The red threads of Fortune – Jy Yang

Très différente de la précédente, cette novella est encore une fois franchement bonne

red_threads_yangThe red threads of Fortune est le texte jumeau de The black tides of Heaven (paru en même temps, mettant en scène la même paire de protagonistes, en mettant l’emphase sur l’un d’entre eux dans chacun des ouvrages), les deux ouvrant le cycle Tensorate de l’auteur singapourien (d’expression anglaise) Jy Yang. On sait déjà que celui-ci se poursuivra en 2018 avec deux autres romans courts, The descent of monsters et The ascent to Godhood. Théoriquement, les deux premières novellas peuvent se lire dans n’importe quel ordre, même si les premiers retours de lecteurs anglo-saxons avaient assez fortement tendance à dire qu’il était plus pertinent de commencer par The black tides of Heaven. Et effectivement, après avoir lu les deux, je peux dire que c’était la chose à faire. En effet, The red threads of Fortune se déroule après la fin de son texte jumeau, et ne présente pas les particularités liées au genre dans cet univers de façon aussi détaillée. Vous saisirez beaucoup mieux l’histoire globale des deux romans si vous les lisez dans le même ordre que moi.

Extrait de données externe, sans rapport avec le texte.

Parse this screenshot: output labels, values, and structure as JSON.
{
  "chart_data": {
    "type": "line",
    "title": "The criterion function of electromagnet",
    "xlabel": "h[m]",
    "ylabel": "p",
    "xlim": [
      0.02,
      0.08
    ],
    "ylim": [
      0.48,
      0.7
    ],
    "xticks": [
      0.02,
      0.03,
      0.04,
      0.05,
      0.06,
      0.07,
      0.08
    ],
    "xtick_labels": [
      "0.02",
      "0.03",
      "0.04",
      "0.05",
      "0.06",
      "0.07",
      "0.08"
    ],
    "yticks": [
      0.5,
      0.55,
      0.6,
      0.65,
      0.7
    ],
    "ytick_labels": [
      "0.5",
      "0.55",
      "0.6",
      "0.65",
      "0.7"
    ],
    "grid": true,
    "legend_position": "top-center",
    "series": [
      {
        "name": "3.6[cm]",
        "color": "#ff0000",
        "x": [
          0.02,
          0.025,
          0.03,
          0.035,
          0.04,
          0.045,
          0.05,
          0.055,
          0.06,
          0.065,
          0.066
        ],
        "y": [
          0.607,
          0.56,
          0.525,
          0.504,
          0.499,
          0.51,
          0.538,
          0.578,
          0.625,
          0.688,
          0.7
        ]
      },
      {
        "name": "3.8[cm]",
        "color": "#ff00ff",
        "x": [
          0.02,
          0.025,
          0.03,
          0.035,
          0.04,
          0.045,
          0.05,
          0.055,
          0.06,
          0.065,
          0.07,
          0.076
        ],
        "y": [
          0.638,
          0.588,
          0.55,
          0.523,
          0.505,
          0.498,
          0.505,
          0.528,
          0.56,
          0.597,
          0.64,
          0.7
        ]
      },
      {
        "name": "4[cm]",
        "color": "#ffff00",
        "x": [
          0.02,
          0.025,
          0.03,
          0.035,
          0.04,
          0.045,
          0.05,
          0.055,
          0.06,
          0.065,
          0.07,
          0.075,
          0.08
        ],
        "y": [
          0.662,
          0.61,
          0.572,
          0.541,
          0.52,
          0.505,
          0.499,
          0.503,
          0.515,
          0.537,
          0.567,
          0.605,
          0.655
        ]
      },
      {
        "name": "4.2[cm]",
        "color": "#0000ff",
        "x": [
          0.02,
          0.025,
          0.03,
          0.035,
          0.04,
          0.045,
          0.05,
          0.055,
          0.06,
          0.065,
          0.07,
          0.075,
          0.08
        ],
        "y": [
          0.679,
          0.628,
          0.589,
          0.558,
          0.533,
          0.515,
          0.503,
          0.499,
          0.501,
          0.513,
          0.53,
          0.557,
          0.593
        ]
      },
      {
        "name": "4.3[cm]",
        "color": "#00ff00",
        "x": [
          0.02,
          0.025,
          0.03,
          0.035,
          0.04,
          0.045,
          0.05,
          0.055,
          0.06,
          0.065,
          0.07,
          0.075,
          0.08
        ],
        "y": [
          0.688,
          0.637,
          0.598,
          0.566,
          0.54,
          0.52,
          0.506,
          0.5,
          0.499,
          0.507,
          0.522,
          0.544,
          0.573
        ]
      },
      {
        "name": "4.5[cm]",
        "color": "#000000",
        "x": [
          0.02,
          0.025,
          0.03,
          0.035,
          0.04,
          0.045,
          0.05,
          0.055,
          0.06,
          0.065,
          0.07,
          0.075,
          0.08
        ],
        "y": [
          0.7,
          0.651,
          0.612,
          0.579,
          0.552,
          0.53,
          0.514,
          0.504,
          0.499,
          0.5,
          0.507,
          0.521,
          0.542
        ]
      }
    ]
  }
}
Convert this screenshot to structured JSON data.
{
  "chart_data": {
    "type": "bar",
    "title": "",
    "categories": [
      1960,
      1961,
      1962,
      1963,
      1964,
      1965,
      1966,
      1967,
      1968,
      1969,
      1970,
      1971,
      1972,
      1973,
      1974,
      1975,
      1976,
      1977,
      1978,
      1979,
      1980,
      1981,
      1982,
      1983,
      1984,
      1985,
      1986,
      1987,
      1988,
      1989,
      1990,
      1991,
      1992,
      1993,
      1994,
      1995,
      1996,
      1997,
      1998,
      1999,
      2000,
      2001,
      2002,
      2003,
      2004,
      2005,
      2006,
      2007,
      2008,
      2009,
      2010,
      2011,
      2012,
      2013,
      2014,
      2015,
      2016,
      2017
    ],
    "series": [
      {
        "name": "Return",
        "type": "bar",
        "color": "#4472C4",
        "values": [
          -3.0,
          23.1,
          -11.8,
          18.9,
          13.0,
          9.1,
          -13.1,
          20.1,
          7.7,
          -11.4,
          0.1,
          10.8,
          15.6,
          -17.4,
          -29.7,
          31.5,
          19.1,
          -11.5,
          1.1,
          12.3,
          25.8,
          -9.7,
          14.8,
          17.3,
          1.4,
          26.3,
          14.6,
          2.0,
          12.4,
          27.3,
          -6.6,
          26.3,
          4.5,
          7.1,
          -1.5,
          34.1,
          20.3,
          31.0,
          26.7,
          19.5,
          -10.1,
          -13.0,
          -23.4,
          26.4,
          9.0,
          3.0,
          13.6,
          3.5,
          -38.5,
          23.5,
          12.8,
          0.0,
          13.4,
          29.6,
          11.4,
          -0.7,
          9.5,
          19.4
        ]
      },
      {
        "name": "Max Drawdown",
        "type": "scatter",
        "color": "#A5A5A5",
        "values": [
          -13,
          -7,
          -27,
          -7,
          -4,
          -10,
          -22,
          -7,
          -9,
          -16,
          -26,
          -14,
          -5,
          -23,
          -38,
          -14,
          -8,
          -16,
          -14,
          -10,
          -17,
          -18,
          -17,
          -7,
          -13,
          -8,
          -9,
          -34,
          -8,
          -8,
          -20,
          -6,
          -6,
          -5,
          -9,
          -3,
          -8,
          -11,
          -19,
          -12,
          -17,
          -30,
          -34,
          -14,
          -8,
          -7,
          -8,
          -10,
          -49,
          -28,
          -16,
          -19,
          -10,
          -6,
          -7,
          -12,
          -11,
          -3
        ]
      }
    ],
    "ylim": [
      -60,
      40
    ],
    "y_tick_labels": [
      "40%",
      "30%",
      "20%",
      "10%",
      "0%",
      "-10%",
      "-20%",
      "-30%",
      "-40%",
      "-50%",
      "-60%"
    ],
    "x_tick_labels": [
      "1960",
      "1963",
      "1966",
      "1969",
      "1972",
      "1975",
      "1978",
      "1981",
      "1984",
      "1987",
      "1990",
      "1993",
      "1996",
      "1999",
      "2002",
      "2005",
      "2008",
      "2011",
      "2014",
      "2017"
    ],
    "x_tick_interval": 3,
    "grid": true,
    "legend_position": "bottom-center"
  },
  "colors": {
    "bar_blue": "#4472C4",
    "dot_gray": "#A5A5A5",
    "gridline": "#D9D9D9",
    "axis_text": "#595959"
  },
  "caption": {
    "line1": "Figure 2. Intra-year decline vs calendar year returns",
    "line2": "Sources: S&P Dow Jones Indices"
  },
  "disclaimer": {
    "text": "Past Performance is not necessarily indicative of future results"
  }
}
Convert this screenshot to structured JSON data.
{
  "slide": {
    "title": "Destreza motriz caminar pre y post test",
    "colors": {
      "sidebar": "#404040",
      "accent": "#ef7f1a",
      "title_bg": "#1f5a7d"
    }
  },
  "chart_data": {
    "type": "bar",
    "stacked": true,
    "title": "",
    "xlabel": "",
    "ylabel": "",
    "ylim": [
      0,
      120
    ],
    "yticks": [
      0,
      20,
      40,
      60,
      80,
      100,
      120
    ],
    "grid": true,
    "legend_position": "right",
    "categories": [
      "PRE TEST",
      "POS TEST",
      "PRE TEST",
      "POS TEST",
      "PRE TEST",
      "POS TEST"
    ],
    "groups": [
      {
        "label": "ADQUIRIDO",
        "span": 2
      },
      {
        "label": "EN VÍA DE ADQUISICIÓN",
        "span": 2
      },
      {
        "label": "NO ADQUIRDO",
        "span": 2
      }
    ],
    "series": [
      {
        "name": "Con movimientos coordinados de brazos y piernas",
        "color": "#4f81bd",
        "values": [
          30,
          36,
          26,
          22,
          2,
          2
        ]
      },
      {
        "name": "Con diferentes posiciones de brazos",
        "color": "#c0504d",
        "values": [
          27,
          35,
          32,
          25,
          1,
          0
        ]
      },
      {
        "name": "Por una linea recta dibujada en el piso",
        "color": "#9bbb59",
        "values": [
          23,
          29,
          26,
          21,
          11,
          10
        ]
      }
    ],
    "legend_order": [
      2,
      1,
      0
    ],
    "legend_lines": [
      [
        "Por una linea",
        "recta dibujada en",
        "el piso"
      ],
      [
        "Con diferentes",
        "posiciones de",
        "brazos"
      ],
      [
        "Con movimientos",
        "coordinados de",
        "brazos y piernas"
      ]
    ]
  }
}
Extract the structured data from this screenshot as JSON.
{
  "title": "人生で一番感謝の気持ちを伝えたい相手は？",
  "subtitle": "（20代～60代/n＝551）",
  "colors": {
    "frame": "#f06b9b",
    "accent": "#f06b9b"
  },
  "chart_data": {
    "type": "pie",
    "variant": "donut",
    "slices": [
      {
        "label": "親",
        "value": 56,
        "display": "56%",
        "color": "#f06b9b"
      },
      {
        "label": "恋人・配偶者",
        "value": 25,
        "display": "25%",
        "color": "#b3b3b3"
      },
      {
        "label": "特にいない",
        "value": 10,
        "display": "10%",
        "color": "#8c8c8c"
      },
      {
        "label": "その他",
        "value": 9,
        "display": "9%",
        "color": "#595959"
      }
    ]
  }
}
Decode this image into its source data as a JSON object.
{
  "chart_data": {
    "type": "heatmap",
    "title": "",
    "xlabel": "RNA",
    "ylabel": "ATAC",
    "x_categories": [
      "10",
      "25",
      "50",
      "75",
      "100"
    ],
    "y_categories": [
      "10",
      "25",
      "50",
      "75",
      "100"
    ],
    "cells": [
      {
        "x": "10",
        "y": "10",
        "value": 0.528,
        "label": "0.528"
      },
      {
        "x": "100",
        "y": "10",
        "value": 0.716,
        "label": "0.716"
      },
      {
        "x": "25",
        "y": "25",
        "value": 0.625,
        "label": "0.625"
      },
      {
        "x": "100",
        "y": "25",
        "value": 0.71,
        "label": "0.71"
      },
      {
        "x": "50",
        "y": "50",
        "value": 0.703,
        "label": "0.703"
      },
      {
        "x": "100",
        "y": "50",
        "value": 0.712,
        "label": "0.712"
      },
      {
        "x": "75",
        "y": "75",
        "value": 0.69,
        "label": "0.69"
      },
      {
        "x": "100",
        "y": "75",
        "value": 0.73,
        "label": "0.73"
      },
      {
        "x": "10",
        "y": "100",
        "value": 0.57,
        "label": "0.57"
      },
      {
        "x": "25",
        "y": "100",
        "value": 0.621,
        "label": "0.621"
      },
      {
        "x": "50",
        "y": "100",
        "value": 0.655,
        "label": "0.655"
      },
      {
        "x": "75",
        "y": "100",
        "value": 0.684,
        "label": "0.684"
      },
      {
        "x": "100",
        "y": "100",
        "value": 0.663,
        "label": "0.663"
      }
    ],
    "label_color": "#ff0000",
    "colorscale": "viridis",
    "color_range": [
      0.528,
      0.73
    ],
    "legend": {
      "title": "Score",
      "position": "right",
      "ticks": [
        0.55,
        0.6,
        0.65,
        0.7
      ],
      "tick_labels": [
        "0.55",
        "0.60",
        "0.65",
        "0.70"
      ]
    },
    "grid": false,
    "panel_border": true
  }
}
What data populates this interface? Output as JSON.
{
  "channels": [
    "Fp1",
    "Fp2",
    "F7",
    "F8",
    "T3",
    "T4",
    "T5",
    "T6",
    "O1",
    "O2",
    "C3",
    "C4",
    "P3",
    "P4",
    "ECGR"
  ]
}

Cette novella est très différente de la précédente, qui était un roman d’apprentissage s’étendant sur plusieurs décennies. Cette fois, nous sommes sur un registre différent, puisque le thème principal est la façon de faire son deuil et que l’action se déroule sur quelques jours à peine et dans le même lieu (une même région, pour être plus précis). 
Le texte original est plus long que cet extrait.